Chloroform compatible, thiol-ene based replica molded micro chemical devices as an alternative to glass microfluidic chips
Research output: Contribution to journal › Journal article › Research › peer-review
Polymeric microfluidic chips offer a number of benefits compared to their glass equivalents, including lower material costs and ease and flexibility of fabrication. However, the main drawback of polymeric materials is often their limited resistance to (organic) solvents. Previously, thiol-ene materials were shown to be more solvent resistant than most other commonly used polymers; however, they still fall short in “harsh” chemical environments, such as when chlorinated solvents are present. Here, we show that a simple yet effective treatment of thiol-ene materials results in exceptional solvent compatibility, even for very challenging chemical environments. Our approach, based on a temperature treatment, results in a 50-fold increase in the chloroform compatibility of thiol-enes (in terms of longevity).

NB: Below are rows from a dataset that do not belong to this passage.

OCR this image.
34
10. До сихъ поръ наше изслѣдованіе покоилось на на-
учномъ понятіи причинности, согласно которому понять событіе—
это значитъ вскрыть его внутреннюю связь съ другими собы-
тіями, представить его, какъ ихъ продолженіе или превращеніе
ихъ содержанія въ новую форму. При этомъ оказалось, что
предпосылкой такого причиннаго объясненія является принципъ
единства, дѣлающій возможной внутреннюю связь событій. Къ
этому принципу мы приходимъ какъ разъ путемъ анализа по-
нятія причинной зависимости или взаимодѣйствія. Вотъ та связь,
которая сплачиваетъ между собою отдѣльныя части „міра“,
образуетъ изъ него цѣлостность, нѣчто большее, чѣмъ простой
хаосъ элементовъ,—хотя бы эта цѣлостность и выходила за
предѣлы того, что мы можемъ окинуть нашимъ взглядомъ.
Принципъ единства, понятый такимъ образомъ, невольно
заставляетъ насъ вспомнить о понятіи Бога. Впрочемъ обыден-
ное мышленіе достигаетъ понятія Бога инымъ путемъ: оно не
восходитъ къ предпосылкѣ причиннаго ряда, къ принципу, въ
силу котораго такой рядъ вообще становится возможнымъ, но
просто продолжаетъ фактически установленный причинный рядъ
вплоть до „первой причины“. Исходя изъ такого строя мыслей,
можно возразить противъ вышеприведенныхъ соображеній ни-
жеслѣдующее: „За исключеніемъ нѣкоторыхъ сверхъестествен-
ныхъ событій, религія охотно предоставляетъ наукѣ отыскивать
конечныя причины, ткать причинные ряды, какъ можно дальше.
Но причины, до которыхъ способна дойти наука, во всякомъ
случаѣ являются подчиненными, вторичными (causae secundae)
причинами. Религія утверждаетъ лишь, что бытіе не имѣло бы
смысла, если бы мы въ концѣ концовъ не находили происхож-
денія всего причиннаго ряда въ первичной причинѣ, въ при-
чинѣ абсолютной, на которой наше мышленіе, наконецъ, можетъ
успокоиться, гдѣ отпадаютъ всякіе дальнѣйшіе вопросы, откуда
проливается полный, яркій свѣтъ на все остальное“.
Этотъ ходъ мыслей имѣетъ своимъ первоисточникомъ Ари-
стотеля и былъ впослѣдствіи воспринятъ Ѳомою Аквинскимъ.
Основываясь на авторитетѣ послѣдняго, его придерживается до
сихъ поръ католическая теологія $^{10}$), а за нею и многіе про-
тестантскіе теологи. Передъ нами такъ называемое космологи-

We show that prolonged heat exposure allows for the operation of the microfluidic chips in chloroform for several days with no discernable deformation or solvent-induced swelling. The method is applicable to many different thiol-ene-based materials, including commercially available formulations, and also when using other commonly considered “harsh” solvents. To demonstrate the utility of the solvent compatible thiol-enes for applications where chloroform is frequently employed, we show the continuous and uniform production of polymeric microspheres for drug delivery purposes over a period of 8 hours. The material thus holds great promise as an alternative choice for microfluidic applications requiring harsh chemical environments, a domain so far mainly restricted to glass chips.